President Obama should end this standoff right now. First, he needs to call FDA commissioner Margaret Hamburg and make sure that there are no facts outside of the public domain that would make Jack Fowler a poor risk for a compassionate use exemption. Second, assuming that conversation goes as it most probably will, President Obama should ask Commissioner Hamburg to pick up the phone and call Shire’s new CEO, Dr. Flemming Ornskov, and tell him that whatever his nervous regulatory executives are telling him is untrue, and that the FDA would genuinely welcome their support of a compassionate use application for Jack Fowler.
Almost surely, that phone call will save Jack from a death penalty that is the indirect product of a nontransparent and unpredictably administered regulatory process. It is important, though, that President Obama not stop there; his time is too valuable to keep making these kinds of calls.
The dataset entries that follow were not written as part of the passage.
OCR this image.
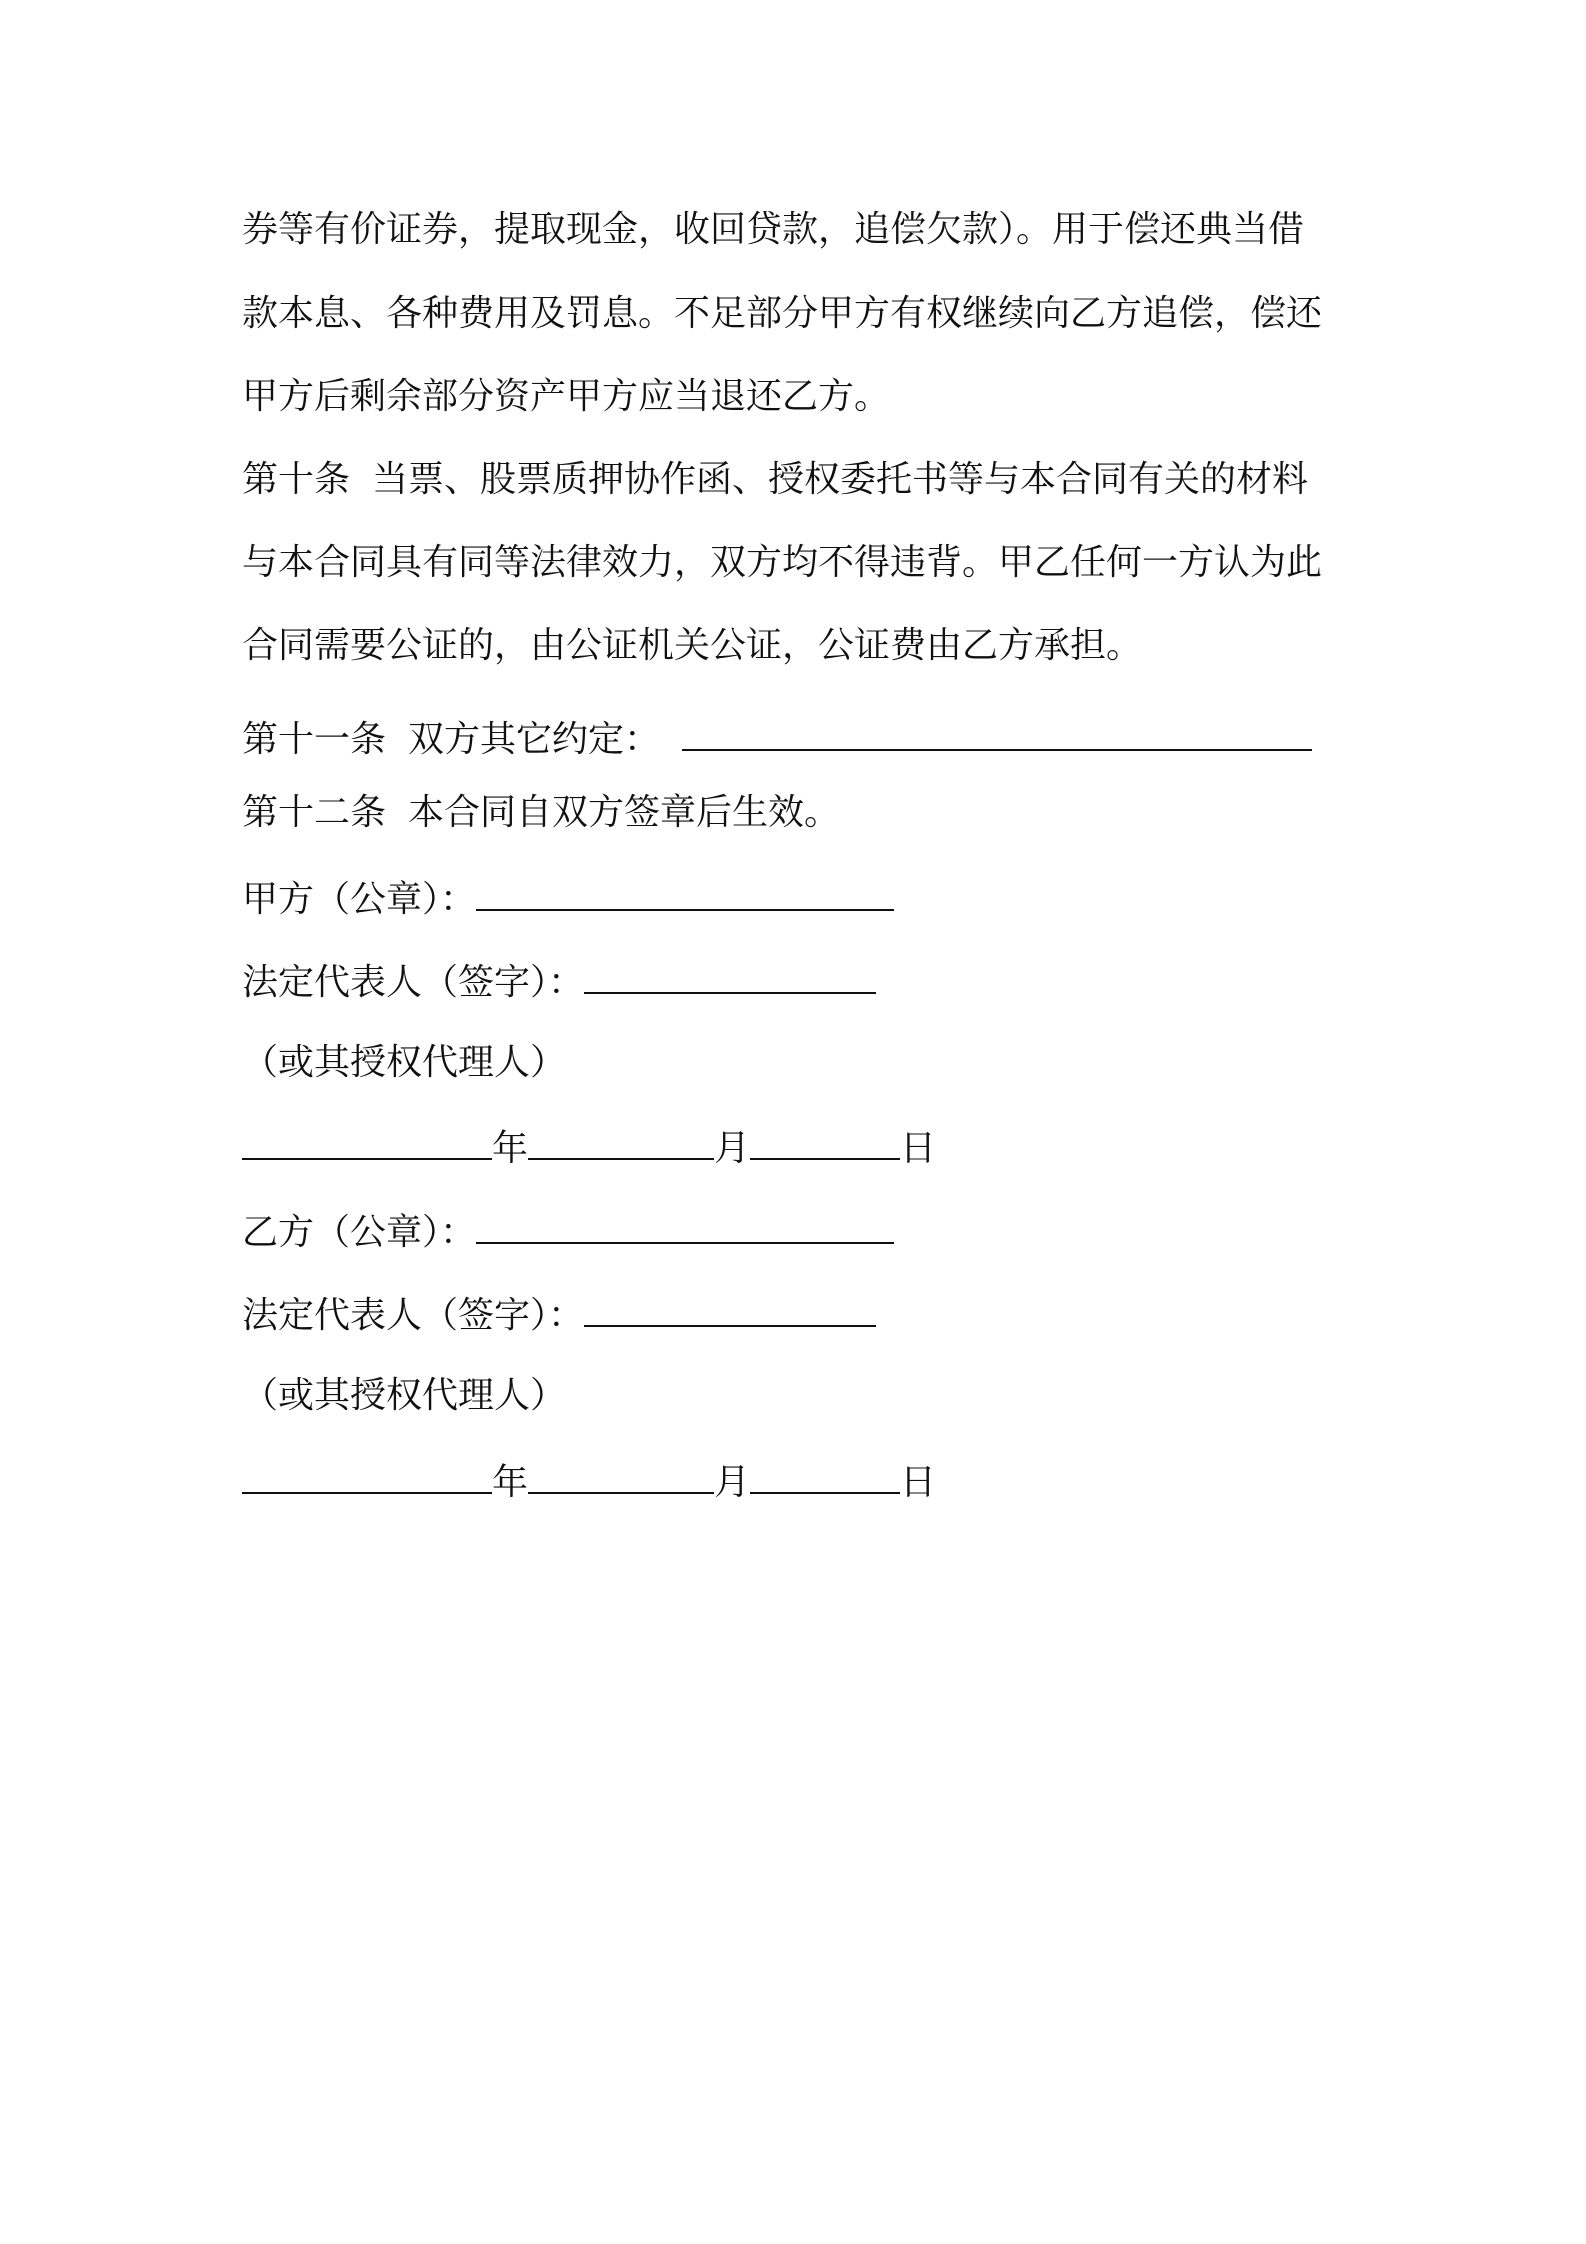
券等有价证券，提取现金，收回贷款，追偿欠款）。用于偿还典当借
款本息、各种费用及罚息。不足部分甲方有权继续向乙方追偿，偿还
甲方后剩余部分资产甲方应当退还乙方。
第十条 当票、股票质押协作函、授权委托书等与本合同有关的材料
与本合同具有同等法律效力，双方均不得违背。甲乙任何一方认为此
合同需要公证的，由公证机关公证，公证费由乙方承担。
第十一条 双方其它约定：
第十二条 本合同自双方签章后生效。
甲方（公章）：
法定代表人（签字）：
（或其授权代理人）
年	月	日
乙方（公章）：
法定代表人（签字）：
（或其授权代理人）
年	月	日
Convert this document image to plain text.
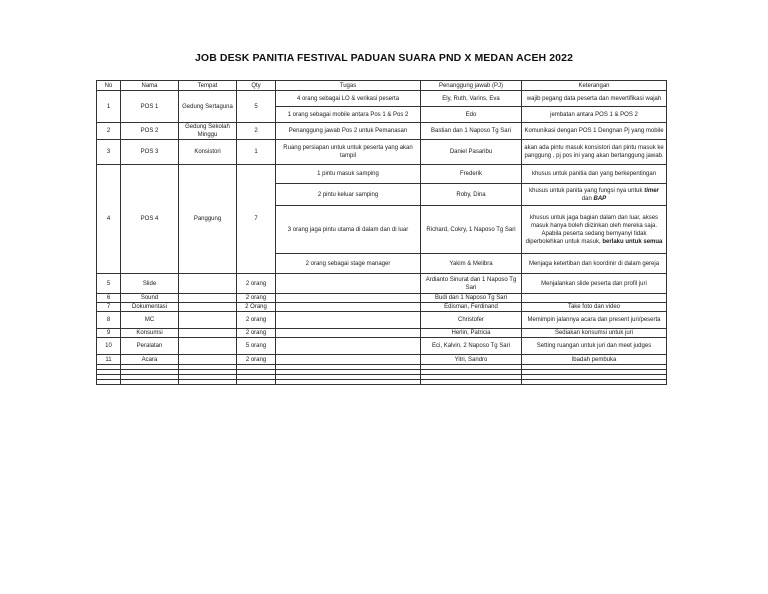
JOB DESK PANITIA FESTIVAL PADUAN SUARA PND X MEDAN ACEH 2022
No	Nama	Tempat	Qty	Tugas	Penanggung jawab (PJ)	Keterangan
1	POS 1	Gedung Sertaguna	5	4 orang sebagai LO & verikasi peserta	Ely, Ruth, Varins, Eva	wajib pegang data peserta dan mevertifikasi wajah
				1 orang sebagai mobile antara Pos 1 & Pos 2	Edo	jembatan antara POS 1 & POS 2
2	POS 2	Gedung Sekolah Minggu	2	Penanggung jawab Pos 2 untuk Pemanasan	Bastian dan 1 Naposo Tg Sari	Komunikasi dengan POS 1 Dengnan Pj yang mobile
3	POS 3	Konsistori	1	Ruang persiapan untuk untuk peserta yang akan tampil	Daniel Pasaribu	akan ada pintu masuk konsistori dan pintu masuk ke panggung , pj pos ini yang akan bertanggung jawab.
4	POS 4	Panggung	7	1 pintu masuk samping	Frederik	khusus untuk panitia dan yang berkepentingan
				2 pintu keluar samping	Roby, Dina	khusus untuk panita yang fungsi nya untuk timer dan BAP
				3 orang jaga pintu utama di dalam dan di luar	Richard, Cokry, 1 Naposo Tg Sari	khusus untuk jaga bagian dalam dan luar, akses masuk hanya boleh diizinkan oleh mereka saja. Apabila peserta sedang bernyanyi tidak diperbolehkan untuk masuk, berlaku untuk semua
				2 orang sebagai stage manager	Yakim & Melibra	Menjaga ketertiban dan koordinir di dalam gereja
5	Slide		2 orang		Ardianto Sinurat dan 1 Naposo Tg Sari	Menjalankan slide peserta dan profil juri
6	Sound		2 orang		Budi dan 1 Naposo Tg Sari	
7	Dokumentasi		2 Orang		Edisman, Ferdinand	Take foto dan video
8	MC		2 orang		Christofer	Memimpin jalannya acara dan present juri/peserta
9	Konsumsi		2 orang		Herlin, Patricia	Sediakan konsumsi untuk juri
10	Peralatan		5 orang		Eci, Kalvin, 2 Naposo Tg Sari	Setting ruangan untuk juri dan meet judges
11	Acara		2 orang		Yitri, Sandro	Ibadah pembuka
President Obama should have his lawyers draft an executive order that will keep sick children off Death Row. In that order he should direct the FDA to convene an advisory committee with several ethicists and a hefty dose of patient advocates to advise the FDA on a public list of experimental drugs presumptively approvable under the compassionate use exemption. The current compassionate use rules, which were thoughtfully revised under this administration, are fine as far as they go, but they do not address the nontransparency that enables unpredictable decisions that cause unnecessary deaths.
President Obama can do something heroic if he simply shows his respect for human life by directing that life-and-death decisions under his control are made openly, honestly, and compassionately. He does not need new legislation—it is just a question of using the authority he already has.
Surely, even with all our political divisions, every decent person in Washington can get behind saving the Jack Fowlers of our nation.
Michael Astrue served as HHS general counsel (1989-1992) and commissioner of Social Security (2007-2013). He was a senior vice president and then CEO of the rare disease company Transkaryotic Therapies from 2000-2005. He has not spoken directly or indirectly with Shire, the FDA, or the Fowlers about this case.